Antisymmetric Magnetoresistance in a van der Waals Antiferromagnetic/Ferromagnetic Layered MnPS<sub>3</sub>/Fe<sub>3</sub>GeTe<sub>2</sub> Stacking Heterostructure
Guojing Hu, Yuanmin Zhu, Junxiang Xiang, Tzu‐Yi Yang, Meng Huang, Zhe Wang, Zhi Wang, Ping Liu, Ying Zhang, Chao Feng, Dazhi Hou, Wenguang Zhu, Meng Gu, Chia-Hsiu Hsu, Feng‐Chuan Chuang, Yalin Lu, Bin Xiang, Yu‐Lun Chueh
Abstract
The presence of two-dimensional (2D) layer-stacking heterostructures that can efficiently tune the interface properties by stacking desirable materials provides a platform to investigate some physical phenomena, such as the proximity effect and magnetic exchange coupling.
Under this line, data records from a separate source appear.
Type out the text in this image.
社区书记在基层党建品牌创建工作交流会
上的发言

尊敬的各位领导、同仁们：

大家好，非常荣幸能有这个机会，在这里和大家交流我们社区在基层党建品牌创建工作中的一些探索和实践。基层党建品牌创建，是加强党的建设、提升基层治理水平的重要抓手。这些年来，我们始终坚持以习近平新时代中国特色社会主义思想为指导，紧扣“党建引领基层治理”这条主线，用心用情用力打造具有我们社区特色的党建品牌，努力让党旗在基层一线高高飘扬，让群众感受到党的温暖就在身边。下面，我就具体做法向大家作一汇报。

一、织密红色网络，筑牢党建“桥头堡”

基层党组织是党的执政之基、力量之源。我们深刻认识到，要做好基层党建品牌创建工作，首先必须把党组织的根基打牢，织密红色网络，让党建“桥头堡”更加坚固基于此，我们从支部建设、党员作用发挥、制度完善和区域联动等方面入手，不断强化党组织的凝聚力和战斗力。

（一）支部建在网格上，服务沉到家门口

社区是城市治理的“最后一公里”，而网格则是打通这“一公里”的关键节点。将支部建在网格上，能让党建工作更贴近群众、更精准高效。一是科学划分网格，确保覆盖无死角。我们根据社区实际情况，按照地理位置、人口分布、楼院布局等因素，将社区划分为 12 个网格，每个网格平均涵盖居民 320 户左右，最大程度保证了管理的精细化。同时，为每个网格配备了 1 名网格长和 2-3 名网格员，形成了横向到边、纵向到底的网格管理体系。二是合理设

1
Here, we report the observation of antisymmetric magnetoresistance in a van der Waals (vdW) antiferromagnetic/ferromagnetic (AFM/FM) heterostructure of MnPS3/Fe3GeTe2 when the temperature is below the Neel temperature of MnPS3. Distinguished from two resistance states in conventional giant magnetoresistance, the magnetoresistance in the MnPS3/Fe3GeTe2 heterostructure exhibits three states, of high, intermediate, and low resistance. This antisymmetric magnetoresistance spike is determined by an unsynchronized magnetic switching between the AFM/FM interface layer and the bulk of Fe3GeTe2 during magnetization reversal. Our work highlights that the artificial vdW stacking structure holds potential to explore some physical phenomena and spintronic device applications.